System Restore. Stealth Drivers creates restore points before driver updates.
Settings reset. All settings can be reset to defaults.
Third-Party Integrations
Stealth integrates with established security tools.
WireGuard
The VPN uses WireGuard/WireSock, an industry-standard protocol with minimal attack surface. The implementation has been audited and is used by major VPN providers worldwide.
Cloudflare WARP
Optional WARP integration uses the official Cloudflare client, providing an additional layer of protection independent from the primary VPN tunnel.
Tor Network
Tor routing uses official Tor software for maximum anonymity. Traffic is encrypted and routed through multiple relays, independent from VPN.
Threat Protection
Stealth protects against common network threats.
Man-in-the-Middle Attacks
VPN encryption prevents attackers on your network from intercepting traffic. DNS-over-HTTPS prevents DNS hijacking. All connections validate certificates.
DNS Leaks
System DNS is forced through encrypted channels. Split tunnel exclusions are explicitly configured. There's no fallback to ISP DNS servers.
IP Leaks
IPv6 is handled properly to prevent leaks. WebRTC leak protection is available for supported browsers.
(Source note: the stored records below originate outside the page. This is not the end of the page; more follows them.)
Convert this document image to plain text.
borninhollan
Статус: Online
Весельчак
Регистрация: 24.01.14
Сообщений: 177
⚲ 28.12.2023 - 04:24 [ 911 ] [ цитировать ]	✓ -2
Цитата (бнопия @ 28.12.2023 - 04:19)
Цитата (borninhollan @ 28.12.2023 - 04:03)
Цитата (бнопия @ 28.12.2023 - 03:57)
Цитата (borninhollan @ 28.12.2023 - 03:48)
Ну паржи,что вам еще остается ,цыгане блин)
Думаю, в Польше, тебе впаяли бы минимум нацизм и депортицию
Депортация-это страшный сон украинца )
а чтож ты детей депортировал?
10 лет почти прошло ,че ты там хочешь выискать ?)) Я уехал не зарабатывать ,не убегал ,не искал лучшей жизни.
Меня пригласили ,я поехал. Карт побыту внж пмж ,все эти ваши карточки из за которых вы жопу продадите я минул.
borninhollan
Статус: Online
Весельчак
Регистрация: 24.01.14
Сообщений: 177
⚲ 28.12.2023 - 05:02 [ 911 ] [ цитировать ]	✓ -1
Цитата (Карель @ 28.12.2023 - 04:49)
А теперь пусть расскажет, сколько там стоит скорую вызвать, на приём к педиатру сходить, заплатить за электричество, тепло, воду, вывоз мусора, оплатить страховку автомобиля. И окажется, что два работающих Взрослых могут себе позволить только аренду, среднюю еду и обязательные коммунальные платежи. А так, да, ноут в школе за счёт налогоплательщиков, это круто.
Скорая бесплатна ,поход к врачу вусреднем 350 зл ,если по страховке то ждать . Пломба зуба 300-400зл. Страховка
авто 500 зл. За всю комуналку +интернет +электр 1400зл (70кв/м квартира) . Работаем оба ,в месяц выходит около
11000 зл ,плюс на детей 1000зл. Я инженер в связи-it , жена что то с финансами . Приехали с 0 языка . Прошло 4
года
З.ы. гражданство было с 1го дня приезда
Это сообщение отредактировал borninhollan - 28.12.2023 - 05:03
Split tunneling clearly indicates what bypasses VPN.
Responsible Disclosure
If you discover a security vulnerability in Stealth:
- Do not publicly disclose the issue until it has been addressed
- Submit a support ticket marked as Security
- Include detailed reproduction steps
- We will acknowledge receipt and work to resolve the issue promptly
We take security reports seriously and appreciate responsible disclosure from our users and the security community.